Breaking my usual steam-punk rule of writing all blog posts in fountain pen first, I've written this sitting in front of the machine. And promptly lost the first version...
"Oh where is your inflammatory writ?" sings Joanna Newsom on her The Milk-Eyed Mender cd, something I bought yesterday on a rare whim based solely on a report that she opened for (smog) and started her set singing a capella. Her voice is a little alarming -- kind of like an eleven-year old with a cold singing Bjork songs, or sea chanteys. (Ah, a "music review" -- where cliches and unlikely similes go to die). Unlike Bjork, she doesn't have three vocal tricks she endlessly repeats, causing wax-impacted multitudes to sing the praises of her "technique." As far as old-time and traditional songs go, I'm all for coal mines and poverty, but seafaring lore's a close second, and there are quite a few maritime references, from the opening lines on:

We sailed away on a winter's day
with fate as malleable as clay;
but ships are fallible, I say,
and the nautical, like all things, fades.
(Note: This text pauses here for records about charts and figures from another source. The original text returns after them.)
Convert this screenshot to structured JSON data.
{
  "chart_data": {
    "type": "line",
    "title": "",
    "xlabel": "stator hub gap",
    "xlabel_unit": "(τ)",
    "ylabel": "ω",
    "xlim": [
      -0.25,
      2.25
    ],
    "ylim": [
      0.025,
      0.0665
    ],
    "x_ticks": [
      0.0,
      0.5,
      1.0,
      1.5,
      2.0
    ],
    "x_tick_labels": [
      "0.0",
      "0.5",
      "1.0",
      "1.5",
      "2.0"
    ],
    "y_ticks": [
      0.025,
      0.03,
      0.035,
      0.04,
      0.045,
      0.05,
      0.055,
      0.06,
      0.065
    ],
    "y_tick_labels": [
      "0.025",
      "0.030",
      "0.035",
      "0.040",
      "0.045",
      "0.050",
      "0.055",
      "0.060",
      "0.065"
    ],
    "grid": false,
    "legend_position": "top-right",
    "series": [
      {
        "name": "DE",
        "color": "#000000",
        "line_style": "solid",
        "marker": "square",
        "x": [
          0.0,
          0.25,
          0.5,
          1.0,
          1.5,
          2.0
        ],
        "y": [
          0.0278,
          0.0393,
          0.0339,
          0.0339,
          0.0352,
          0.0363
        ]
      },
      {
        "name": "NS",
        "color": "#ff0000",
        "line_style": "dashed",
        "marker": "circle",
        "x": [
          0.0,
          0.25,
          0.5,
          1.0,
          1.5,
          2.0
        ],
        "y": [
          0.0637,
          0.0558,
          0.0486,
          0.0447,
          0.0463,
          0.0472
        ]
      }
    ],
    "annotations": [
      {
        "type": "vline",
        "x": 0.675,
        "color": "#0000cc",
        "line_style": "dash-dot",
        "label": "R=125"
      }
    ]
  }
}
Ms. Newsom also plays harp, harpsicord, and electric piano. Nothing quite prepared me for her voice; I blinked several times during my first listen and thought "trade in for credit" more than once. Another cliche of the music review genre is the flouting of the author's own cleverness, so I won't admit that the phrase "interestingly terrible" occurred to me on my second or third listen... but it's starting to grow on me. It's a bit twee, but quite unlike Belle and Sebastian, say, in that it doesn't make you want to kill them with a hammer. And once you get past the first stanza's clunker of a last line, the lyrics to "En Gallop" made me want to write this post:

This place is damp and ghostly
I am already gone.
And the halls were lined
with the disembodied and dustly wings,
which fell from flesh gasplessly.

And I go where the trees go,
and I walk from a higher education
(for now, for hire).

And it beats me, but I do not know.

Palaces and stormclouds
the rough, straggly sage, and the smoke
and the way it will all come together
(in quietness, in time).

And you laws of property
you free economy
you unending afterthoughts,
you could've told me before --

Never get so attached to a poem
you forget truth that lacks lyricism;
never draw so close to the heat
that you forget that you must eat.

That last stanza's a killer. I'm interested to see if this grows on me further; some of my favorite records took a while to warm to. Or if, after another repeat of the song "Peach, Plum, Pear," one of my neighbors will kill me with a hammer.
On the whole, it's the book, movie or record that I initially feel uncertain about that eventually exerts the strongest hold. Maybe there's some future post lurking about books I like because they're nothing like the books I like. Maybe. I almost bought a book of poems by Anna Akhmatova today. But I prefer Tsvetaeva.

"And it beats me, but I do not know."